The gas made a slight hissing. Jaye was breathing greedily, as he had been told to do, and the surgeon had not yet buttoned the snow-white cuffs round his wrist, when the doctor took a step forward, and pulled up one of Jaye’s eyelids.
“That’s all right,” he said.
The anæsthetist dropped the india-rubber mouthpiece and took up the wire mask. He sprinkled on it some of the contents of the bottle that stood by it on the floor, and laid it over Jaye’s face.
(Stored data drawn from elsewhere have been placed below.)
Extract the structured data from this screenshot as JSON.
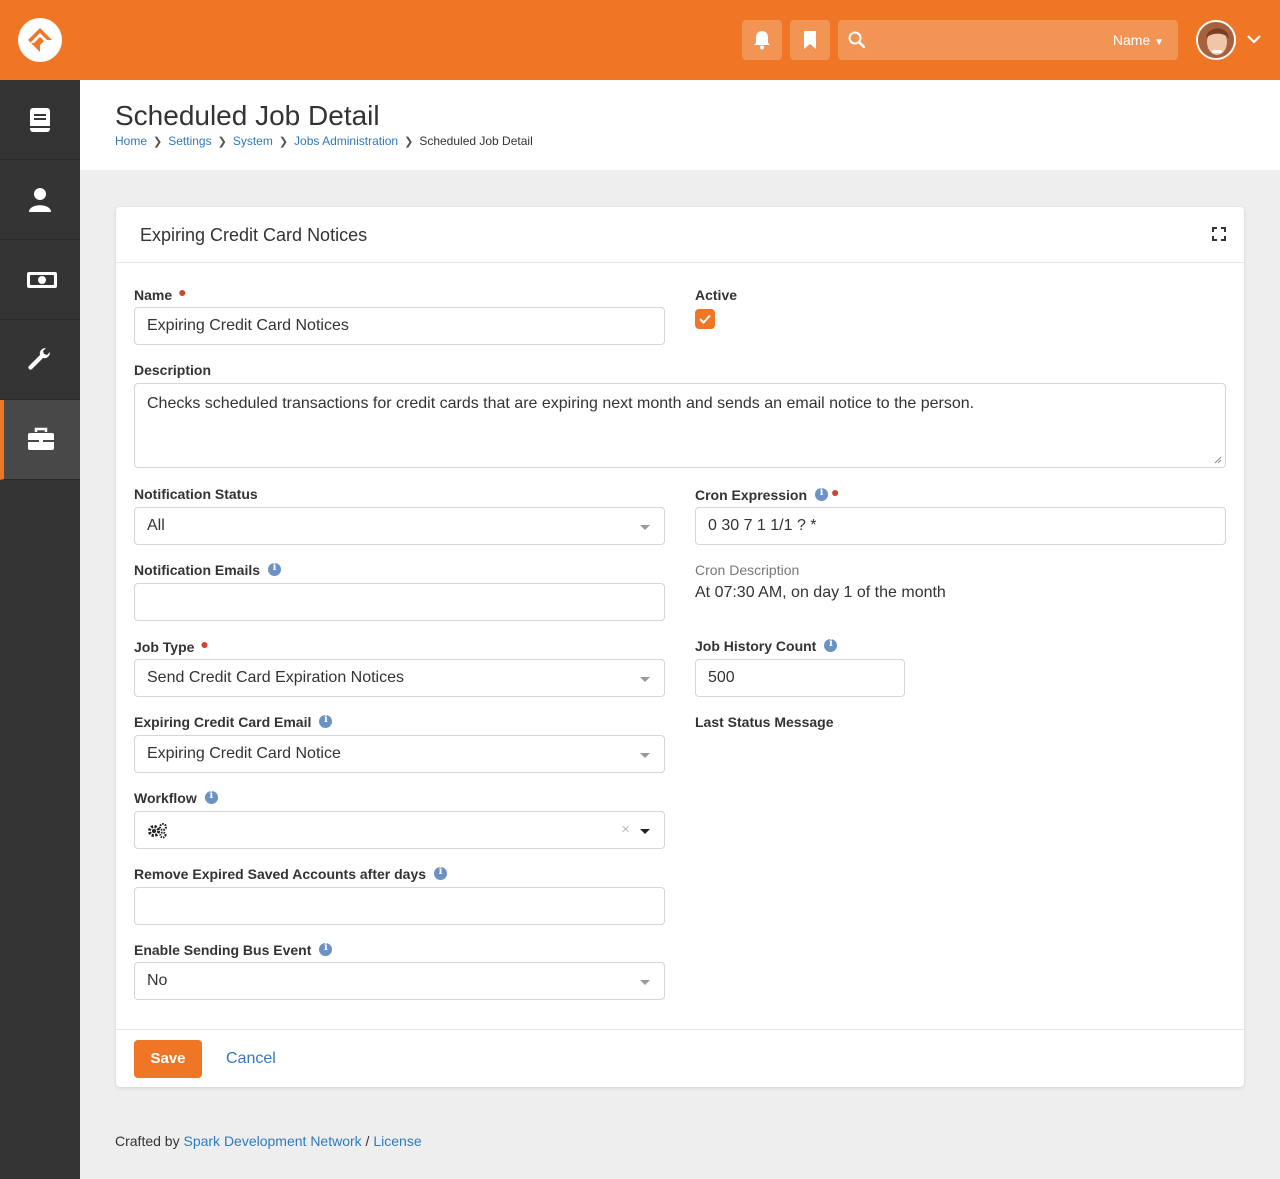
{
  "topbar": {
    "search_filter_label": "Name",
    "colors": {
      "brand": "#ee7625"
    }
  },
  "sidebar": {
    "items": [
      {
        "icon": "book-icon"
      },
      {
        "icon": "person-icon"
      },
      {
        "icon": "money-icon"
      },
      {
        "icon": "wrench-icon"
      },
      {
        "icon": "briefcase-icon",
        "active": true
      }
    ]
  },
  "page": {
    "title": "Scheduled Job Detail",
    "breadcrumb": [
      "Home",
      "Settings",
      "System",
      "Jobs Administration",
      "Scheduled Job Detail"
    ]
  },
  "panel": {
    "title": "Expiring Credit Card Notices",
    "fields": {
      "name": {
        "label": "Name",
        "value": "Expiring Credit Card Notices",
        "required": true
      },
      "active": {
        "label": "Active",
        "checked": true
      },
      "description": {
        "label": "Description",
        "value": "Checks scheduled transactions for credit cards that are expiring next month and sends an email notice to the person."
      },
      "notification_status": {
        "label": "Notification Status",
        "value": "All"
      },
      "cron_expression": {
        "label": "Cron Expression",
        "value": "0 30 7 1 1/1 ? *",
        "required": true
      },
      "notification_emails": {
        "label": "Notification Emails",
        "value": ""
      },
      "cron_description": {
        "label": "Cron Description",
        "value": "At 07:30 AM, on day 1 of the month"
      },
      "job_type": {
        "label": "Job Type",
        "value": "Send Credit Card Expiration Notices",
        "required": true
      },
      "job_history_count": {
        "label": "Job History Count",
        "value": "500"
      },
      "expiring_email": {
        "label": "Expiring Credit Card Email",
        "value": "Expiring Credit Card Notice"
      },
      "last_status_message": {
        "label": "Last Status Message"
      },
      "workflow": {
        "label": "Workflow",
        "clear_glyph": "×"
      },
      "remove_expired": {
        "label": "Remove Expired Saved Accounts after days",
        "value": ""
      },
      "enable_bus_event": {
        "label": "Enable Sending Bus Event",
        "value": "No"
      }
    },
    "actions": {
      "save": "Save",
      "cancel": "Cancel"
    }
  },
  "footer": {
    "prefix": "Crafted by ",
    "org_link": "Spark Development Network",
    "separator": " / ",
    "license_link": "License"
  }
}
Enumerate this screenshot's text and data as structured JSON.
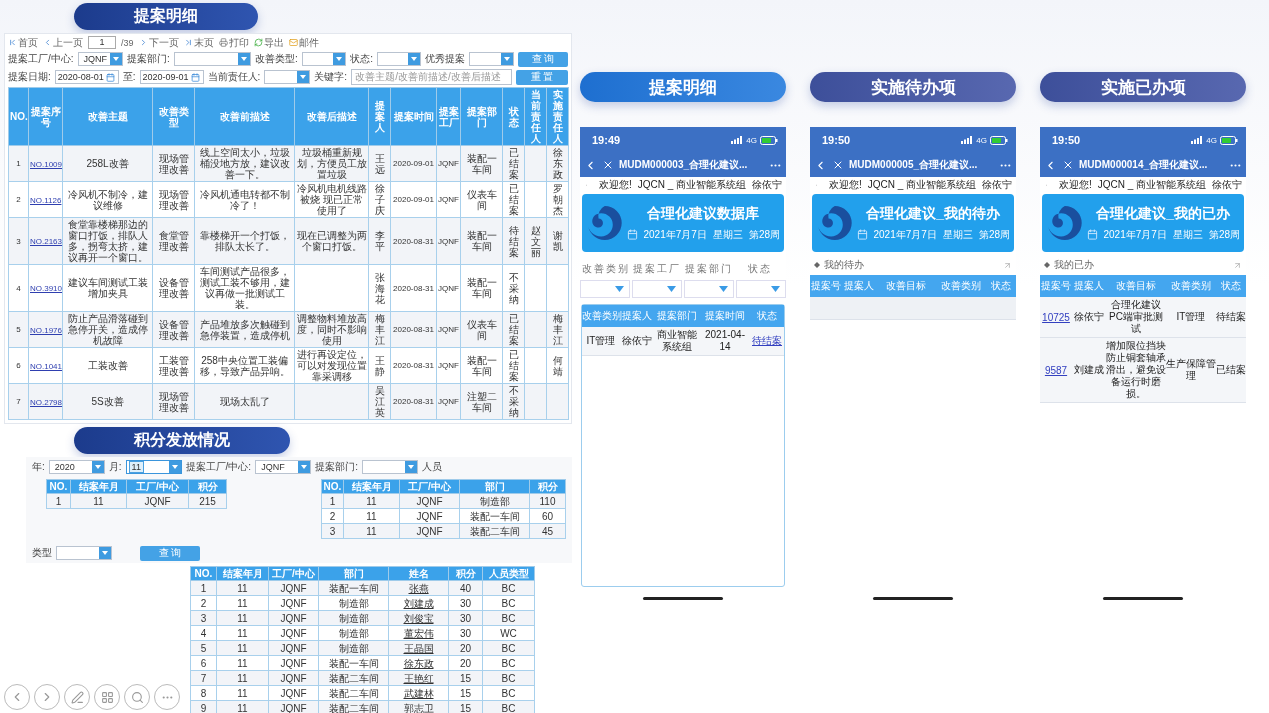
{
  "detail": {
    "title": "提案明细",
    "pager": [
      {
        "kind": "first",
        "label": "首页"
      },
      {
        "kind": "prev",
        "label": "上一页"
      },
      {
        "kind": "page",
        "value": "1",
        "total": "/39"
      },
      {
        "kind": "next",
        "label": "下一页"
      },
      {
        "kind": "last",
        "label": "末页"
      },
      {
        "kind": "print",
        "label": "打印"
      },
      {
        "kind": "export",
        "label": "导出"
      },
      {
        "kind": "mail",
        "label": "邮件"
      }
    ],
    "filters": [
      [
        {
          "kind": "select",
          "label": "提案工厂/中心:",
          "value": "JQNF"
        },
        {
          "kind": "select",
          "label": "提案部门:"
        },
        {
          "kind": "select",
          "label": "改善类型:"
        },
        {
          "kind": "select",
          "label": "状态:"
        },
        {
          "kind": "select",
          "label": "优秀提案"
        },
        {
          "kind": "button",
          "label": "查 询"
        }
      ],
      [
        {
          "kind": "date",
          "label": "提案日期:",
          "value": "2020-08-01"
        },
        {
          "kind": "date",
          "label": "至:",
          "value": "2020-09-01"
        },
        {
          "kind": "select",
          "label": "当前责任人:"
        },
        {
          "kind": "text",
          "label": "关键字:",
          "placeholder": "改善主题/改善前描述/改善后描述"
        },
        {
          "kind": "button",
          "label": "重 置"
        }
      ]
    ],
    "table": {
      "columns": [
        {
          "label": "NO.",
          "kind": "code"
        },
        {
          "label": "提案序号",
          "kind": "link"
        },
        {
          "label": "改善主题",
          "kind": "text"
        },
        {
          "label": "改善类型",
          "kind": "text"
        },
        {
          "label": "改善前描述",
          "kind": "text"
        },
        {
          "label": "改善后描述",
          "kind": "text"
        },
        {
          "label": "提案人",
          "kind": "text"
        },
        {
          "label": "提案时间",
          "kind": "code"
        },
        {
          "label": "提案工厂",
          "kind": "code"
        },
        {
          "label": "提案部门",
          "kind": "text"
        },
        {
          "label": "状态",
          "kind": "text"
        },
        {
          "label": "当前责任人",
          "kind": "text"
        },
        {
          "label": "实施责任人",
          "kind": "text"
        }
      ],
      "rows": [
        [
          "1",
          "NO.1009",
          "258L改善",
          "现场管理改善",
          "线上空间太小，垃圾桶没地方放，建议改善一下。",
          "垃圾桶重新规划，方便员工放置垃圾",
          "王远",
          "2020-09-01",
          "JQNF",
          "装配一车间",
          "已结案",
          "",
          "徐东政"
        ],
        [
          "2",
          "NO.1126",
          "冷风机不制冷，建议维修",
          "现场管理改善",
          "冷风机通电转都不制冷了！",
          "冷风机电机线路被烧 现已正常使用了",
          "徐子庆",
          "2020-09-01",
          "JQNF",
          "仪表车间",
          "已结案",
          "",
          "罗朝杰"
        ],
        [
          "3",
          "NO.2163",
          "食堂靠楼梯那边的窗口打饭，排队人多，拐弯太挤，建议再开一个窗口。",
          "食堂管理改善",
          "靠楼梯开一个打饭，排队太长了。",
          "现在已调整为两个窗口打饭。",
          "李平",
          "2020-08-31",
          "JQNF",
          "装配一车间",
          "待结案",
          "赵文丽",
          "谢凯"
        ],
        [
          "4",
          "NO.3910",
          "建议车间测试工装增加夹具",
          "设备管理改善",
          "车间测试产品很多，测试工装不够用，建议再做一批测试工装。",
          "",
          "张海花",
          "2020-08-31",
          "JQNF",
          "装配一车间",
          "不采纳",
          "",
          ""
        ],
        [
          "5",
          "NO.1976",
          "防止产品滑落碰到急停开关，造成停机故障",
          "设备管理改善",
          "产品堆放多次触碰到急停装置，造成停机",
          "调整物料堆放高度，同时不影响使用",
          "梅丰江",
          "2020-08-31",
          "JQNF",
          "仪表车间",
          "已结案",
          "",
          "梅丰江"
        ],
        [
          "6",
          "NO.1041",
          "工装改善",
          "工装管理改善",
          "258中央位置工装偏移，导致产品异响。",
          "进行再设定位，可以对发现位置靠采调移",
          "王静",
          "2020-08-31",
          "JQNF",
          "装配一车间",
          "已结案",
          "",
          "何靖"
        ],
        [
          "7",
          "NO.2798",
          "5S改善",
          "现场管理改善",
          "现场太乱了",
          "",
          "吴江英",
          "2020-08-31",
          "JQNF",
          "注塑二车间",
          "不采纳",
          "",
          ""
        ]
      ]
    }
  },
  "points": {
    "title": "积分发放情况",
    "filters": [
      {
        "kind": "select",
        "label": "年:",
        "value": "2020",
        "focused": false
      },
      {
        "kind": "select",
        "label": "月:",
        "value": "11",
        "focused": true
      },
      {
        "kind": "select",
        "label": "提案工厂/中心:",
        "value": "JQNF",
        "focused": false
      },
      {
        "kind": "select",
        "label": "提案部门:",
        "focused": false
      },
      {
        "kind": "label",
        "label": "人员"
      }
    ],
    "summary_tables": [
      {
        "columns": [
          {
            "label": "NO.",
            "kind": "text"
          },
          {
            "label": "结案年月",
            "kind": "text"
          },
          {
            "label": "工厂/中心",
            "kind": "text"
          },
          {
            "label": "积分",
            "kind": "text"
          }
        ],
        "rows": [
          [
            "1",
            "11",
            "JQNF",
            "215"
          ]
        ]
      },
      {
        "columns": [
          {
            "label": "NO.",
            "kind": "text"
          },
          {
            "label": "结案年月",
            "kind": "text"
          },
          {
            "label": "工厂/中心",
            "kind": "text"
          },
          {
            "label": "部门",
            "kind": "text"
          },
          {
            "label": "积分",
            "kind": "text"
          }
        ],
        "rows": [
          [
            "1",
            "11",
            "JQNF",
            "制造部",
            "110"
          ],
          [
            "2",
            "11",
            "JQNF",
            "装配一车间",
            "60"
          ],
          [
            "3",
            "11",
            "JQNF",
            "装配二车间",
            "45"
          ]
        ]
      }
    ],
    "type_filter": {
      "label": "类型",
      "button": "查 询"
    },
    "table": {
      "columns": [
        {
          "label": "NO.",
          "kind": "text"
        },
        {
          "label": "结案年月",
          "kind": "text"
        },
        {
          "label": "工厂/中心",
          "kind": "text"
        },
        {
          "label": "部门",
          "kind": "text"
        },
        {
          "label": "姓名",
          "kind": "link"
        },
        {
          "label": "积分",
          "kind": "text"
        },
        {
          "label": "人员类型",
          "kind": "text"
        }
      ],
      "rows": [
        [
          "1",
          "11",
          "JQNF",
          "装配一车间",
          "张燕",
          "40",
          "BC"
        ],
        [
          "2",
          "11",
          "JQNF",
          "制造部",
          "刘建成",
          "30",
          "BC"
        ],
        [
          "3",
          "11",
          "JQNF",
          "制造部",
          "刘俊宝",
          "30",
          "BC"
        ],
        [
          "4",
          "11",
          "JQNF",
          "制造部",
          "董宏伟",
          "30",
          "WC"
        ],
        [
          "5",
          "11",
          "JQNF",
          "制造部",
          "王晶国",
          "20",
          "BC"
        ],
        [
          "6",
          "11",
          "JQNF",
          "装配一车间",
          "徐东政",
          "20",
          "BC"
        ],
        [
          "7",
          "11",
          "JQNF",
          "装配二车间",
          "王艳红",
          "15",
          "BC"
        ],
        [
          "8",
          "11",
          "JQNF",
          "装配二车间",
          "武建林",
          "15",
          "BC"
        ],
        [
          "9",
          "11",
          "JQNF",
          "装配二车间",
          "郭志卫",
          "15",
          "BC"
        ]
      ]
    }
  },
  "mobile": {
    "tabs": [
      {
        "label": "提案明细",
        "selected": true
      },
      {
        "label": "实施待办项",
        "selected": false
      },
      {
        "label": "实施已办项",
        "selected": false
      }
    ],
    "phones": [
      {
        "kind": "filters",
        "time": "19:49",
        "network": "4G",
        "title": "MUDM000003_合理化建议...",
        "welcome": [
          "欢迎您!",
          "JQCN _ 商业智能系统组",
          "徐依宁"
        ],
        "banner_title": "合理化建议数据库",
        "date": "2021年7月7日",
        "weekday": "星期三",
        "week": "第28周",
        "filters": [
          "改善类别",
          "提案工厂",
          "提案部门",
          "状态"
        ],
        "table": {
          "columns": [
            {
              "label": "改善类别",
              "kind": "text"
            },
            {
              "label": "提案人",
              "kind": "text"
            },
            {
              "label": "提案部门",
              "kind": "text"
            },
            {
              "label": "提案时间",
              "kind": "text"
            },
            {
              "label": "状态",
              "kind": "link"
            }
          ],
          "rows": [
            [
              "IT管理",
              "徐依宁",
              "商业智能系统组",
              "2021-04-14",
              "待结案"
            ]
          ]
        }
      },
      {
        "kind": "list",
        "time": "19:50",
        "network": "4G",
        "title": "MUDM000005_合理化建议...",
        "welcome": [
          "欢迎您!",
          "JQCN _ 商业智能系统组",
          "徐依宁"
        ],
        "banner_title": "合理化建议_我的待办",
        "date": "2021年7月7日",
        "weekday": "星期三",
        "week": "第28周",
        "section": "我的待办",
        "table": {
          "columns": [
            "提案号",
            "提案人",
            "改善目标",
            "改善类别",
            "状态"
          ]
        }
      },
      {
        "kind": "list",
        "time": "19:50",
        "network": "4G",
        "title": "MUDM000014_合理化建议...",
        "welcome": [
          "欢迎您!",
          "JQCN _ 商业智能系统组",
          "徐依宁"
        ],
        "banner_title": "合理化建议_我的已办",
        "date": "2021年7月7日",
        "weekday": "星期三",
        "week": "第28周",
        "section": "我的已办",
        "table": {
          "columns": [
            {
              "label": "提案号",
              "kind": "link"
            },
            {
              "label": "提案人",
              "kind": "text"
            },
            {
              "label": "改善目标",
              "kind": "text"
            },
            {
              "label": "改善类别",
              "kind": "text"
            },
            {
              "label": "状态",
              "kind": "text"
            }
          ],
          "rows": [
            [
              "10725",
              "徐依宁",
              "合理化建议PC端审批测试",
              "IT管理",
              "待结案"
            ],
            [
              "9587",
              "刘建成",
              "增加限位挡块防止铜套轴承滑出，避免设备运行时磨损。",
              "生产保障管理",
              "已结案"
            ]
          ]
        }
      }
    ]
  }
}
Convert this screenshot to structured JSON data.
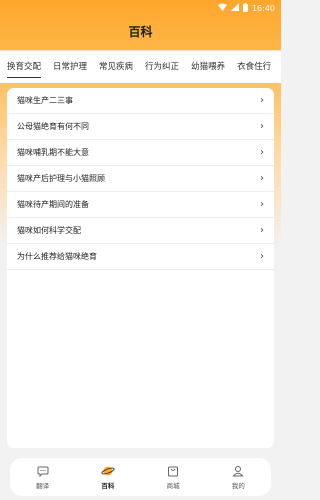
{
  "status": {
    "time": "16:40"
  },
  "header": {
    "title": "百科"
  },
  "tabs": [
    {
      "label": "换育交配",
      "active": true
    },
    {
      "label": "日常护理",
      "active": false
    },
    {
      "label": "常见疾病",
      "active": false
    },
    {
      "label": "行为纠正",
      "active": false
    },
    {
      "label": "幼猫喂养",
      "active": false
    },
    {
      "label": "衣食住行",
      "active": false
    }
  ],
  "articles": [
    {
      "title": "猫咪生产二三事"
    },
    {
      "title": "公母猫绝育有何不同"
    },
    {
      "title": "猫咪哺乳期不能大意"
    },
    {
      "title": "猫咪产后护理与小猫照顾"
    },
    {
      "title": "猫咪待产期间的准备"
    },
    {
      "title": "猫咪如何科学交配"
    },
    {
      "title": "为什么推荐给猫咪绝育"
    }
  ],
  "nav": [
    {
      "label": "翻译",
      "icon": "chat-icon",
      "active": false
    },
    {
      "label": "百科",
      "icon": "planet-icon",
      "active": true
    },
    {
      "label": "商城",
      "icon": "shop-icon",
      "active": false
    },
    {
      "label": "我的",
      "icon": "profile-icon",
      "active": false
    }
  ],
  "colors": {
    "accent": "#ffa62b",
    "background": "#f2f2f2"
  }
}
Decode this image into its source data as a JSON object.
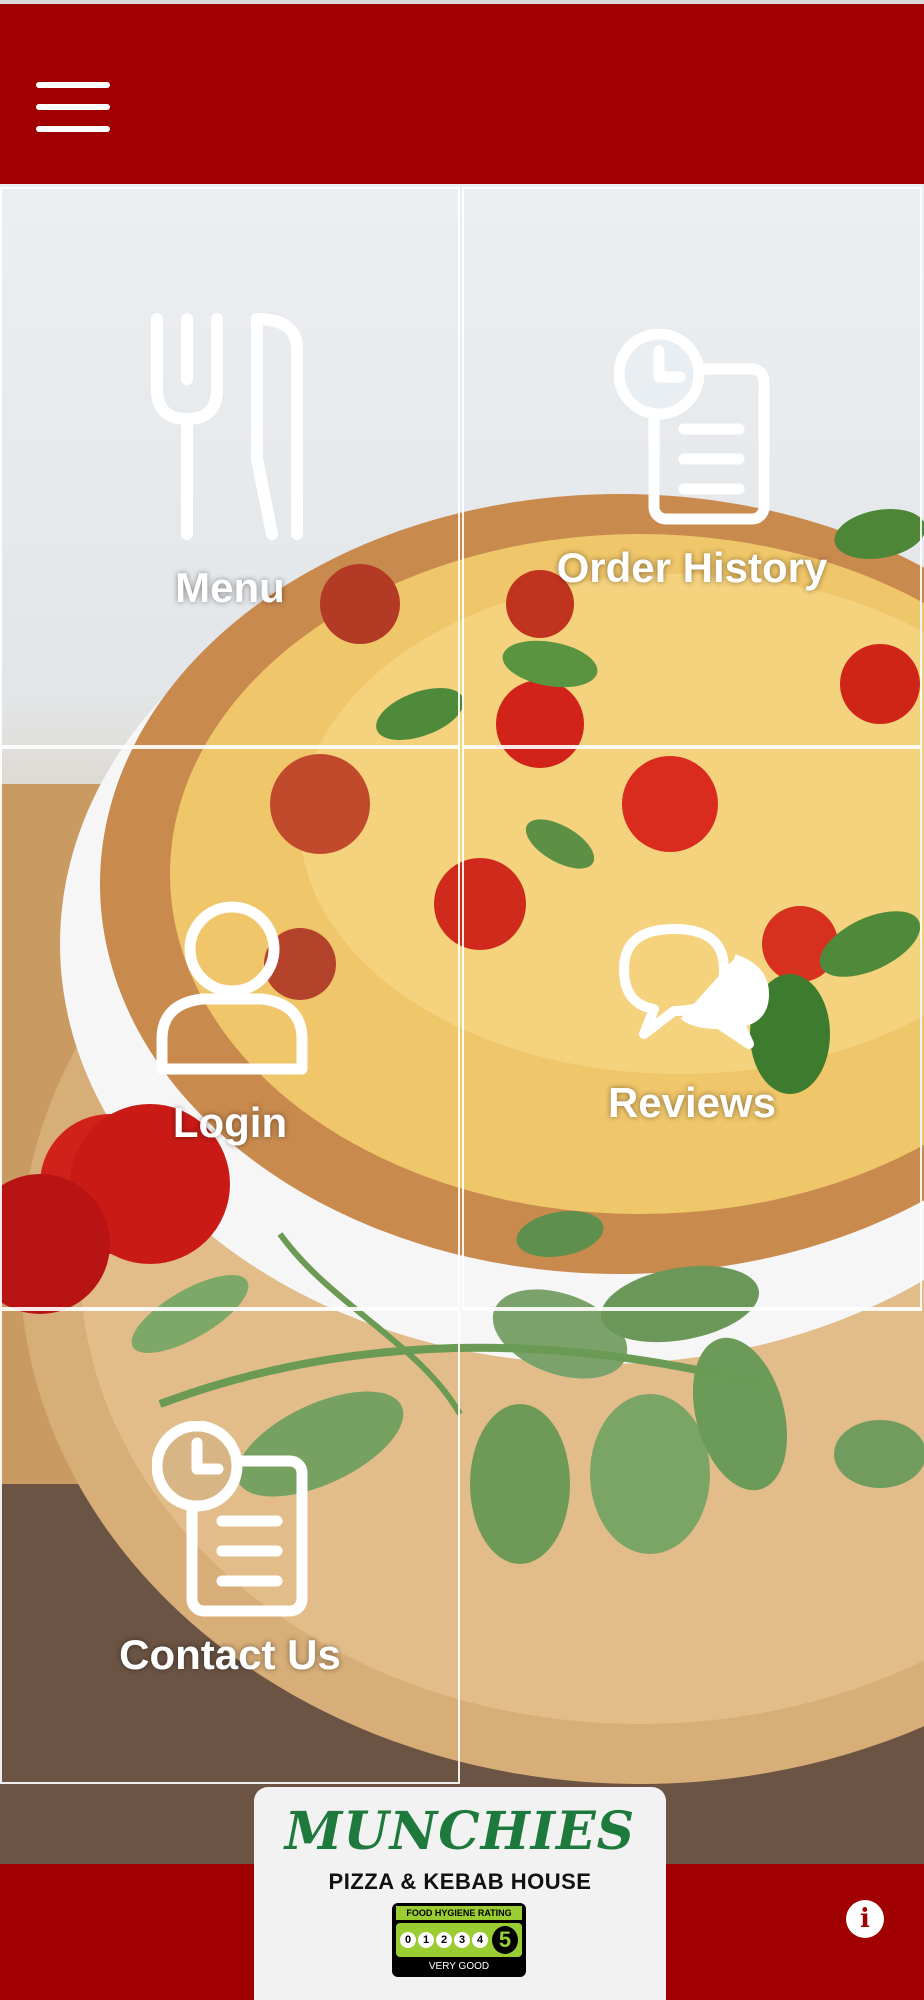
{
  "app": {
    "brand_color": "#a00000"
  },
  "header": {
    "menu_icon": "hamburger-menu-icon"
  },
  "tiles": [
    {
      "label": "Menu",
      "icon": "fork-knife-icon"
    },
    {
      "label": "Order History",
      "icon": "clock-document-icon"
    },
    {
      "label": "Login",
      "icon": "user-icon"
    },
    {
      "label": "Reviews",
      "icon": "chat-bubbles-icon"
    },
    {
      "label": "Contact Us",
      "icon": "clock-document-icon"
    }
  ],
  "logo": {
    "title": "MUNCHIES",
    "subtitle": "PIZZA & KEBAB HOUSE",
    "hygiene": {
      "heading": "FOOD HYGIENE RATING",
      "scale": [
        "0",
        "1",
        "2",
        "3",
        "4"
      ],
      "rating": "5",
      "text": "VERY GOOD"
    }
  },
  "footer": {
    "info_icon": "info-icon",
    "info_glyph": "i"
  }
}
Mr. Brinton nodded to Lady Grote.
“Thank you very much, Lady Grote,” he said. “I thought we should have some difficulty with him. But he’s gone off now. I’ll send word to you when we shall want you again.”
Quite suddenly, Helen knew that it was not in the power of a decent woman to go away. She had promised Jaye to stop with him, while the operation was going on. She had meant to go away as soon as he was under the anæsthetic, but now she could not. She loathed the thought of what was coming, but she could not cheat that still, unconscious form that lay on the glass bed. She had made a promise.
“I shall stop, please,” she said.
“I would recommend you not to,” said Mr. Brinton. “We shall all be busy: if you faint nobody will be able to attend to you.”